There are $10^7$ ways of distributing seven pencils into ten drawers. Of course, many of those ways don't have at least two pencils in the tenth drawer. So let's subtract those out.

How many ways are there to have no pencils in the tenth drawer? That's equal to the number of ways to distribute seven pencils into the first nine drawers, which is $9^7$. So we subtract that out.

Now, how many ways are there to have exactly one pencil in the tenth drawer? Well, let's take it slowly: How many ways are there to have only the first pencil in the tenth drawer? That means that the remaining six pencils have to all be distributed into the first nine drawers, which is $9^6$. So we have to subtract that out. But that's just the first pencil. Each of the other six pencils can be the unique pencil in the tenth drawer, too. So that's six more subtractions of $9^6$.

Altogether, then, we have

$$10^7-9^7-(7 \times 9^6)$$

which is, indeed, quite a ways from $66430$.

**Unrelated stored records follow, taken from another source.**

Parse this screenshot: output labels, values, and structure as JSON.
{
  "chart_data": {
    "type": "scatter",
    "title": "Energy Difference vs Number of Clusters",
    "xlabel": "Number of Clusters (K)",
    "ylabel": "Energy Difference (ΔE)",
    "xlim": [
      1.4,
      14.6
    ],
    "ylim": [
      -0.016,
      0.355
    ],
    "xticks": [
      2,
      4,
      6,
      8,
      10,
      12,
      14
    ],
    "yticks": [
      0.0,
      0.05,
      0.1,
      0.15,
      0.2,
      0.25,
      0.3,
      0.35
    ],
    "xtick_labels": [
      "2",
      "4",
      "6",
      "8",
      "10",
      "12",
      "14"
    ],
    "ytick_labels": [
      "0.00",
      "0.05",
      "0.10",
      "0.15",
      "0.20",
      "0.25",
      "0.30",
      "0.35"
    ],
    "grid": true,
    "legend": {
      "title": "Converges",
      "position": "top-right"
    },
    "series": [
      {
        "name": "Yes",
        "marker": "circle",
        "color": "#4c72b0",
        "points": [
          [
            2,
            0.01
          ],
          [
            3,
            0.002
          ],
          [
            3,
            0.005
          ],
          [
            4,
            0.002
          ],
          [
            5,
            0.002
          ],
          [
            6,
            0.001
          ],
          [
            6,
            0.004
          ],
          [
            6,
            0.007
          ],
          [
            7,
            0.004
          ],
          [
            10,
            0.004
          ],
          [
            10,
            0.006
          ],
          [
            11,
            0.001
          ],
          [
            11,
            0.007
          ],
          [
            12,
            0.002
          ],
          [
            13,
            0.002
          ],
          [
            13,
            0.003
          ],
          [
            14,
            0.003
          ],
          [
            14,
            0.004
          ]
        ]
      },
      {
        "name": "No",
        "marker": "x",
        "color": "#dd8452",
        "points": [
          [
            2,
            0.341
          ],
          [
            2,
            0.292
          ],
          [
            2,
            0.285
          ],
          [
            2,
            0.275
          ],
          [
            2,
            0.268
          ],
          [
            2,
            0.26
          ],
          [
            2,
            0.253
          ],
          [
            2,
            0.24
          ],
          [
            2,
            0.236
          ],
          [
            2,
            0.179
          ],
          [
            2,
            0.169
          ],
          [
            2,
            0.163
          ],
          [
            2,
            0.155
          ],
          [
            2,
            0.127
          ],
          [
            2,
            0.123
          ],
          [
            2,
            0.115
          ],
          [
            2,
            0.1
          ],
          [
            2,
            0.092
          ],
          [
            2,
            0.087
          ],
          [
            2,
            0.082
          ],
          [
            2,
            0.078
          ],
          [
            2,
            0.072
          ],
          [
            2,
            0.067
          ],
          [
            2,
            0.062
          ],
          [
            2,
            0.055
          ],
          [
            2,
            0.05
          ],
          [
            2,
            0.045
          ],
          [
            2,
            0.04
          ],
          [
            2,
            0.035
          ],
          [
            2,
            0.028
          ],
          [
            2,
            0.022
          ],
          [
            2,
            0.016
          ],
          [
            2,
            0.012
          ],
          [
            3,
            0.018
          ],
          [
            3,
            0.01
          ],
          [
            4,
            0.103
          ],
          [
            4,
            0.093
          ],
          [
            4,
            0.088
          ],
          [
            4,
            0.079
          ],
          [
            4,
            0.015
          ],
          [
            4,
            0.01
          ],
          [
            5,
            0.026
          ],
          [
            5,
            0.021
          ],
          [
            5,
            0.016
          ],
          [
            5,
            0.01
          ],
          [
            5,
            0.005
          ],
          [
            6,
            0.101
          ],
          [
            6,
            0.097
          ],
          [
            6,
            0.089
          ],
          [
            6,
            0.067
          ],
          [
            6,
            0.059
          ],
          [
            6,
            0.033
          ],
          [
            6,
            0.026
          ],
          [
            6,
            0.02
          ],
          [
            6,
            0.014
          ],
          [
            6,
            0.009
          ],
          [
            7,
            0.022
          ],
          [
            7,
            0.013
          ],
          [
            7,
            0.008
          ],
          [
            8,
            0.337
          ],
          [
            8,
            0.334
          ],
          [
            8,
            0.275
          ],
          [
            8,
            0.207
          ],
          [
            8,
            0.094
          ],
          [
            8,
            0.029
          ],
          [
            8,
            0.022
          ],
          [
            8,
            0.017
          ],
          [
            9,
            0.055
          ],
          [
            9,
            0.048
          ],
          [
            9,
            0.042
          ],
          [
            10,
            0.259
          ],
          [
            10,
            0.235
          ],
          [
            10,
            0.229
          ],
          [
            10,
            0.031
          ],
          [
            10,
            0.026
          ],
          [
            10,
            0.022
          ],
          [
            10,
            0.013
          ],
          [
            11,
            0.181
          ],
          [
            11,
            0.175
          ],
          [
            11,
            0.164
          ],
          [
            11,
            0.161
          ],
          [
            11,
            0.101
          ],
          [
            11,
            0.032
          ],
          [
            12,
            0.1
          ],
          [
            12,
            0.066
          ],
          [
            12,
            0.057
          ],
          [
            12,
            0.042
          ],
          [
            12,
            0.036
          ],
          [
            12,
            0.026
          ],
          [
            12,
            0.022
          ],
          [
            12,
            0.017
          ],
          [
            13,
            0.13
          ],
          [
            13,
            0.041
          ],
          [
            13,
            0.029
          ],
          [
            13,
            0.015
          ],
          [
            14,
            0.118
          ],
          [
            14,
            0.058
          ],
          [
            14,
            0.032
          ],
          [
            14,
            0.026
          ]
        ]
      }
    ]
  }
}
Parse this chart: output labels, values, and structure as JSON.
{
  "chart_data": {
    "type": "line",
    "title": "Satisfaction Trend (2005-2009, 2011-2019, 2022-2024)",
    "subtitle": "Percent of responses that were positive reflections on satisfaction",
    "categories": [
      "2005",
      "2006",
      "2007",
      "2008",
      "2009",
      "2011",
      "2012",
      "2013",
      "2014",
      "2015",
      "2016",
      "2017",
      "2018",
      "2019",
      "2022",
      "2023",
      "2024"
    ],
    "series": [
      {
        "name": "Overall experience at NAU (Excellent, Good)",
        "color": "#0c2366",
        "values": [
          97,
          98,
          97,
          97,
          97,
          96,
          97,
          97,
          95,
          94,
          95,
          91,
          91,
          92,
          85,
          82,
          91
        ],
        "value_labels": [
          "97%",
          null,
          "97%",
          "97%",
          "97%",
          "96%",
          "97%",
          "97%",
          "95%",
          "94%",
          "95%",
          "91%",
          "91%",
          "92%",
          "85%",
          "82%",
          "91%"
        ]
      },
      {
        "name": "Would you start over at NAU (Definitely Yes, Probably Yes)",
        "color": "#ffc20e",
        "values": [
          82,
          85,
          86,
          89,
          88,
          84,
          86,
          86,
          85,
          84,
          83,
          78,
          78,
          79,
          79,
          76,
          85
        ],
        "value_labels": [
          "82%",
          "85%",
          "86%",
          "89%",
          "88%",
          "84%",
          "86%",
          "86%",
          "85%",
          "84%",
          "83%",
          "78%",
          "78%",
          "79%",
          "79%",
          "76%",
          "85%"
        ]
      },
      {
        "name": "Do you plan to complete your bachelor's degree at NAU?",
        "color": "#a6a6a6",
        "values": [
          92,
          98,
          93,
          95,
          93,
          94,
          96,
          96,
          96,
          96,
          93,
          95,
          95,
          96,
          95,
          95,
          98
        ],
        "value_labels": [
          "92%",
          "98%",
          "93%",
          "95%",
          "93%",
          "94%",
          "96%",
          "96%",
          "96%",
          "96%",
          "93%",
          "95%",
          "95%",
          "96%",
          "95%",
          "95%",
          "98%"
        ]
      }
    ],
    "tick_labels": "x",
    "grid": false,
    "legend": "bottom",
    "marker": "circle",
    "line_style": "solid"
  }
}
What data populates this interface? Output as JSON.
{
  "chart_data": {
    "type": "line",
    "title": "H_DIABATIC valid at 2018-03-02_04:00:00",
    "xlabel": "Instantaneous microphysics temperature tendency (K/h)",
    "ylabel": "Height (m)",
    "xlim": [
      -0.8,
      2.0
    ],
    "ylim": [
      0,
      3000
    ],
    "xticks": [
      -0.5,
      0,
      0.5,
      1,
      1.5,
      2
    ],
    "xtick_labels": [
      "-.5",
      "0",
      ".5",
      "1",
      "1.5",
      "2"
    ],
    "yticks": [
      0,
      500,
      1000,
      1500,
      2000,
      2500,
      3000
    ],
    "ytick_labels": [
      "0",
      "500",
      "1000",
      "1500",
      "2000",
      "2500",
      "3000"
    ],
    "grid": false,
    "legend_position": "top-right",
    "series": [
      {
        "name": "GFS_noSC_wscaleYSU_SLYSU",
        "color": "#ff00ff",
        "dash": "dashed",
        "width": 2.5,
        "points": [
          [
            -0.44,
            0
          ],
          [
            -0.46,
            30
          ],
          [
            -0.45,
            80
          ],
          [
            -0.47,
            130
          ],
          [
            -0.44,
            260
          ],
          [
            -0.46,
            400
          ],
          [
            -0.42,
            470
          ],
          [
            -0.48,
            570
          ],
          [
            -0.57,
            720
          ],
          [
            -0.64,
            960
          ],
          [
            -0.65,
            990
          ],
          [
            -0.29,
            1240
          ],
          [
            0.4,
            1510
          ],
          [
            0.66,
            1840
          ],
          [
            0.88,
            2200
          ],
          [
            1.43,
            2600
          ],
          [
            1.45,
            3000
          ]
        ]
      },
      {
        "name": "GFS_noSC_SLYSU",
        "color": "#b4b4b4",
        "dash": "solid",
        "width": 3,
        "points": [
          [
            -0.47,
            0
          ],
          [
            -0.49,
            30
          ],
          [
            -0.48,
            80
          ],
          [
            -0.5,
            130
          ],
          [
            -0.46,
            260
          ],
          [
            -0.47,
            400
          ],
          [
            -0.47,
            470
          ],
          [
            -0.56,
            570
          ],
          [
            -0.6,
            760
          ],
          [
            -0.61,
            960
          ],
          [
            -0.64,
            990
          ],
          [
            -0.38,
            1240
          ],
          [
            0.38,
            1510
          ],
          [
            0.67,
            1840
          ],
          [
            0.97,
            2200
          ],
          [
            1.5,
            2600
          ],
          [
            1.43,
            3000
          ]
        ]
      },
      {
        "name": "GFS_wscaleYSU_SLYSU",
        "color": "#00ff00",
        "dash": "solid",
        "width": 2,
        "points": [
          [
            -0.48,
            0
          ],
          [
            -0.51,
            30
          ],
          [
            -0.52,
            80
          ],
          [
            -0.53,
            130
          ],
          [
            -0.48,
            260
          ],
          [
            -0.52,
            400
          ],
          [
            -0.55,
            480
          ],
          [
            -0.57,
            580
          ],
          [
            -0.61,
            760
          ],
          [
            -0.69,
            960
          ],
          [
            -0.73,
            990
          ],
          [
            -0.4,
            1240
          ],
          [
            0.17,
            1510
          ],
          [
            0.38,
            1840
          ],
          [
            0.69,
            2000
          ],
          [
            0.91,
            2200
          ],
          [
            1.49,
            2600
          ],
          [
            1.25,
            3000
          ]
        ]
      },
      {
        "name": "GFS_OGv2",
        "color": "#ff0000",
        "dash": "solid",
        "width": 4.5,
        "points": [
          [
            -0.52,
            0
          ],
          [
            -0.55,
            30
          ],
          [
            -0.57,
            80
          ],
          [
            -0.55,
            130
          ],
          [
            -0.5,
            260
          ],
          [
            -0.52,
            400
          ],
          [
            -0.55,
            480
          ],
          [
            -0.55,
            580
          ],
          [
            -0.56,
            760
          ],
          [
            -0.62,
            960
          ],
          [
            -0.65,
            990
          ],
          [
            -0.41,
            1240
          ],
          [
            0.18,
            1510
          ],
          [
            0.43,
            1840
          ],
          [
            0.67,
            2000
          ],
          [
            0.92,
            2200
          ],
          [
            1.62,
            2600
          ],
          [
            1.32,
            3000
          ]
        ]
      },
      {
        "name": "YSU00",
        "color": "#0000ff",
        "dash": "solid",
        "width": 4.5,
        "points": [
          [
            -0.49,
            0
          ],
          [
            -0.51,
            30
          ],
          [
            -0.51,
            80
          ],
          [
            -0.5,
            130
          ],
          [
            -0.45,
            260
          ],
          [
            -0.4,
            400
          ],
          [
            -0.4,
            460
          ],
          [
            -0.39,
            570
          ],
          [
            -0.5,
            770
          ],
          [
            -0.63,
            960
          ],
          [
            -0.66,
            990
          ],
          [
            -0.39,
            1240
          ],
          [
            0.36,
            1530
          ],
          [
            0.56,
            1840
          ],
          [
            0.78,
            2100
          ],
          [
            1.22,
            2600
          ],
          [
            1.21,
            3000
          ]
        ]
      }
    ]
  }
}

The reason why you didn't get the right answer is that you didn't account for all the different combinations of pencils that could be in the tenth drawer. For instance, you write, for $4$ pencils in the tenth drawer, a total count of $729$. But that only takes care of the ways to put the other $3$ pencils in the other $9$ drawers. You forgot that there are many ways to select the $4$ pencils that will go into the tenth drawer—$\binom{7}{4} = 35$, in fact.

If you take that into account in your approach, you will have

$$1+\binom76\times9+\binom75\times9^2+\binom74\times9^3+\binom73\times9^4+\binom72\times9^5$$

and you will end up with the same answer as above.